Public hotspots are by nature unsecured, Strehhuber says, to allow the user to log on. And it's very difficult to verify legitimacy of a hotspot provider, he adds.

"You just see the SSID [service set identifier - or network name] in the air, and you have to more or less trust that it is an access point belonging to the organization it claims to be," says Strehhuber.

F-Secure's Sean Sullivan says market forces have a lot to do with the lack of security features for WiFi.

"We're dealing with markets that have a saturated customer base, there is no 'frontier' and no new customers," Sullivan says.

"It's really a matter of companies trying to win customers from other companies - and that becomes a tough environment to innovate the solutions you might really like," he says.

Keeping it safe

Developers of the KA-WLAN public wireless network in Karlsruhe designed it to lock out unencrypted POP3 and IMAP ports, such as the ones that allowed F-Secure to access the email username and password in London, Strehhuber explains.

"But that's just a drop in the bucket," he says, as users share data on many ports.

And the onus, says Strehhuber, is on the user to insure the protection of his or her data.

They should make efforts to only check email on secure connections, such as on https and other encrypted channels.

But unfortunately barriers remain: "Encryption mechanisms are there - but they are complicated, cumbersome, and difficult to understand," says Strehhuber.

Hacker attack (Photo: Amir Kaljikovic)
Although accurate figures are hard to come by, experts say hack attacks are a real threatImage: Fotolia

Installing a virtual private network (VPN) can provide a very high level of security for surfing on open networks. That's the idea that F-Secure hopes to promote with its experiment.

But Troels Oerting, head of the European Cybercrime Center, points out that the cost of a VPN can be an obstacle for users.

"I actually think that most mobile providers should give away VPNs for free," Oerting told DW.

This "public responsibility" could even be regulated through European Union legislation, says Oerting.
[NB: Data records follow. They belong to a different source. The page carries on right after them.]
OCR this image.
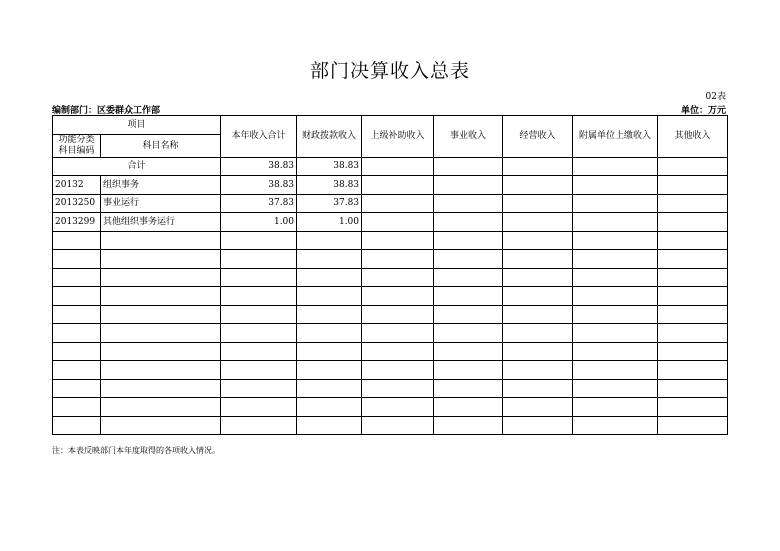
部门决算收入总表
02表
编制部门：区委群众工作部	单位：万元
项目		本年收入合计	财政拨款收入	上级补助收入	事业收入	经营收入	附属单位上缴收入	其他收入
功能分类科目编码	科目名称							
合计		38.83	38.83					
20132	组织事务	38.83	38.83					
2013250	事业运行	37.83	37.83					
2013299	其他组织事务运行	1.00	1.00					

注：本表反映部门本年度取得的各项收入情况。
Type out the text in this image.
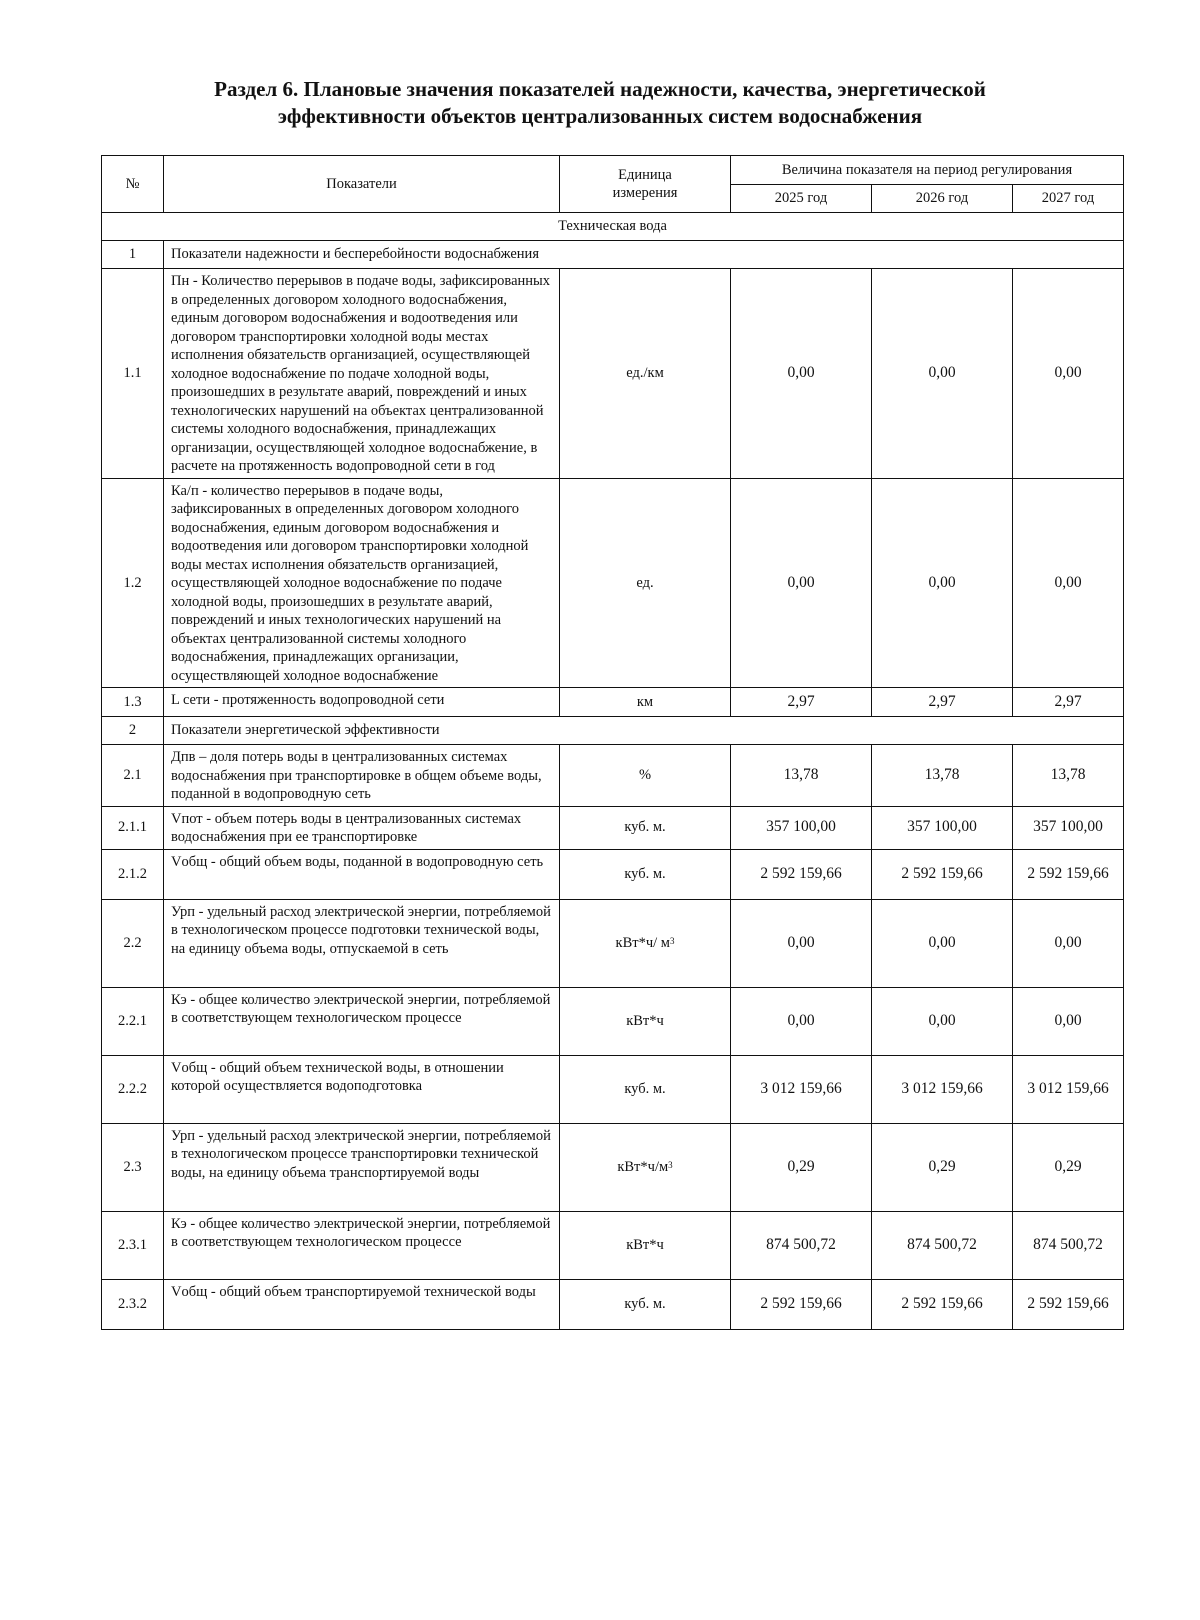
Раздел 6. Плановые значения показателей надежности, качества, энергетической
эффективности объектов централизованных систем водоснабжения
№	Показатели	Единица
измерения	Величина показателя на период регулирования		
			2025 год	2026 год	2027 год
Техническая вода					
1	Показатели надежности и бесперебойности водоснабжения				
1.1	Пн - Количество перерывов в подаче воды, зафиксированных в определенных договором холодного водоснабжения, единым договором водоснабжения и водоотведения или договором транспортировки холодной воды местах исполнения обязательств организацией, осуществляющей холодное водоснабжение по подаче холодной воды, произошедших в результате аварий, повреждений и иных технологических нарушений на объектах централизованной системы холодного водоснабжения, принадлежащих организации, осуществляющей холодное водоснабжение, в расчете на протяженность водопроводной сети в год	ед./км	0,00	0,00	0,00
1.2	Ка/п - количество перерывов в подаче воды, зафиксированных в определенных договором холодного водоснабжения, единым договором водоснабжения и водоотведения или договором транспортировки холодной воды местах исполнения обязательств организацией, осуществляющей холодное водоснабжение по подаче холодной воды, произошедших в результате аварий, повреждений и иных технологических нарушений на объектах централизованной системы холодного водоснабжения, принадлежащих организации, осуществляющей холодное водоснабжение	ед.	0,00	0,00	0,00
1.3	L сети - протяженность водопроводной сети	км	2,97	2,97	2,97
2	Показатели энергетической эффективности				
2.1	Дпв – доля потерь воды в централизованных системах водоснабжения при транспортировке в общем объеме воды, поданной в водопроводную сеть	%	13,78	13,78	13,78
2.1.1	Vпот - объем потерь воды в централизованных системах водоснабжения при ее транспортировке	куб. м.	357 100,00	357 100,00	357 100,00
2.1.2	Vобщ - общий объем воды, поданной в водопроводную сеть	куб. м.	2 592 159,66	2 592 159,66	2 592 159,66
2.2	Урп - удельный расход электрической энергии, потребляемой в технологическом процессе подготовки технической воды, на единицу объема воды, отпускаемой в сеть	кВт*ч/ $м^3$	0,00	0,00	0,00
2.2.1	Кэ - общее количество электрической энергии, потребляемой в соответствующем технологическом процессе	кВт*ч	0,00	0,00	0,00
2.2.2	Vобщ - общий объем технической воды, в отношении которой осуществляется водоподготовка	куб. м.	3 012 159,66	3 012 159,66	3 012 159,66
2.3	Урп - удельный расход электрической энергии, потребляемой в технологическом процессе транспортировки технической воды, на единицу объема транспортируемой воды	$кВт*ч/м^3$	0,29	0,29	0,29
2.3.1	Кэ - общее количество электрической энергии, потребляемой в соответствующем технологическом процессе	кВт*ч	874 500,72	874 500,72	874 500,72
2.3.2	Vобщ - общий объем транспортируемой технической воды	куб. м.	2 592 159,66	2 592 159,66	2 592 159,66
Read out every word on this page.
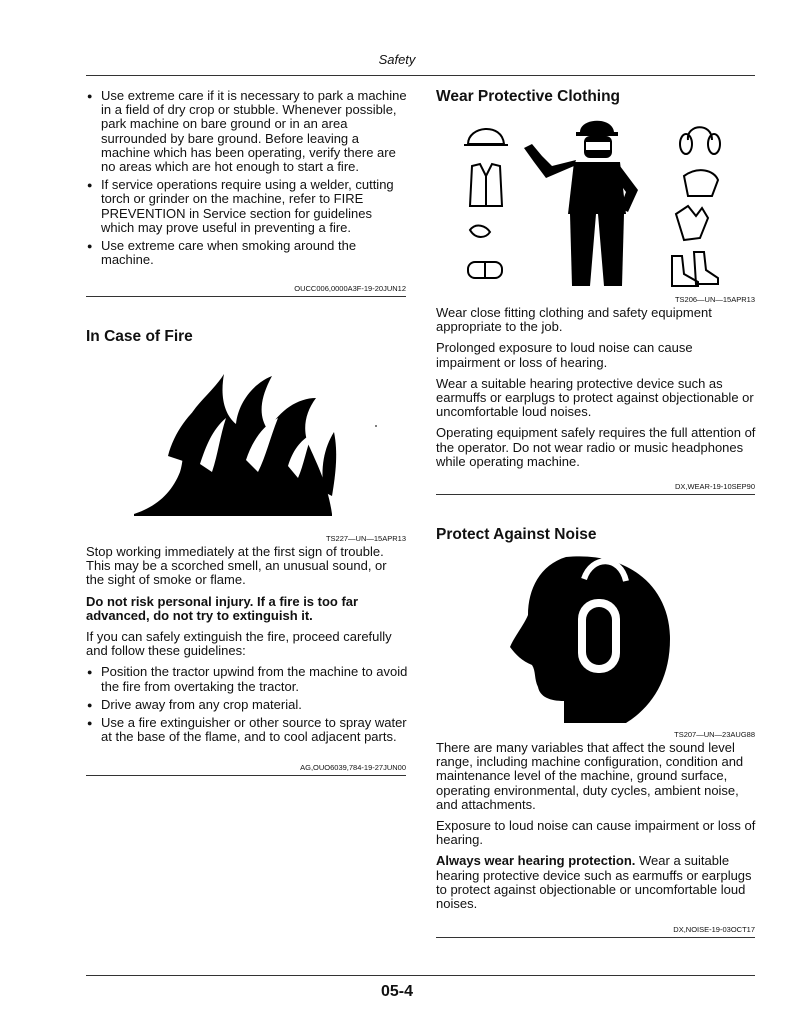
Safety
● Use extreme care if it is necessary to park a machine in a field of dry crop or stubble. Whenever possible, park machine on bare ground or in an area surrounded by bare ground. Before leaving a machine which has been operating, verify there are no areas which are hot enough to start a fire.
● If service operations require using a welder, cutting torch or grinder on the machine, refer to FIRE PREVENTION in Service section for guidelines which may prove useful in preventing a fire.
● Use extreme care when smoking around the machine.
OUCC006,0000A3F-19-20JUN12
In Case of Fire
TS227—UN—15APR13

Stop working immediately at the first sign of trouble. This may be a scorched smell, an unusual sound, or the sight of smoke or flame.

Do not risk personal injury. If a fire is too far advanced, do not try to extinguish it.

If you can safely extinguish the fire, proceed carefully and follow these guidelines:

● Position the tractor upwind from the machine to avoid the fire from overtaking the tractor.
● Drive away from any crop material.
● Use a fire extinguisher or other source to spray water at the base of the flame, and to cool adjacent parts.
AG,OUO6039,784-19-27JUN00
Wear Protective Clothing
TS206—UN—15APR13

Wear close fitting clothing and safety equipment appropriate to the job.

Prolonged exposure to loud noise can cause impairment or loss of hearing.

Wear a suitable hearing protective device such as earmuffs or earplugs to protect against objectionable or uncomfortable loud noises.

Operating equipment safely requires the full attention of the operator. Do not wear radio or music headphones while operating machine.

DX,WEAR-19-10SEP90
Protect Against Noise
TS207—UN—23AUG88

There are many variables that affect the sound level range, including machine configuration, condition and maintenance level of the machine, ground surface, operating environmental, duty cycles, ambient noise, and attachments.

Exposure to loud noise can cause impairment or loss of hearing.

Always wear hearing protection. Wear a suitable hearing protective device such as earmuffs or earplugs to protect against objectionable or uncomfortable loud noises.

DX,NOISE-19-03OCT17
05-4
Or providers like T-Mobile and Orange could bundle it in their services as a competition incentive.

Hacking public WiFi 'very possible'

As an alternative to WiFi, transferring data over mobile networks is relatively safe, say Sullivan - and this will likely become the future standard as 4G network coverage increases.

But until then, it's up to users to protect their data.

Strehhuber says user awareness could be raised through events, such as an upcoming Karlsuhe anti-Prism party.

It's a more transparent version of F-Secure's London experiment, where users can observe themselves getting actively sniffed during "live hacking" sessions, and learn how to protect themselves.

But despite the light air around such experiments, data security on WiFi networks is "not a joke," says Oerting. "Unfortunately, it's very possible [you'll] get hacked on public WiFi networks."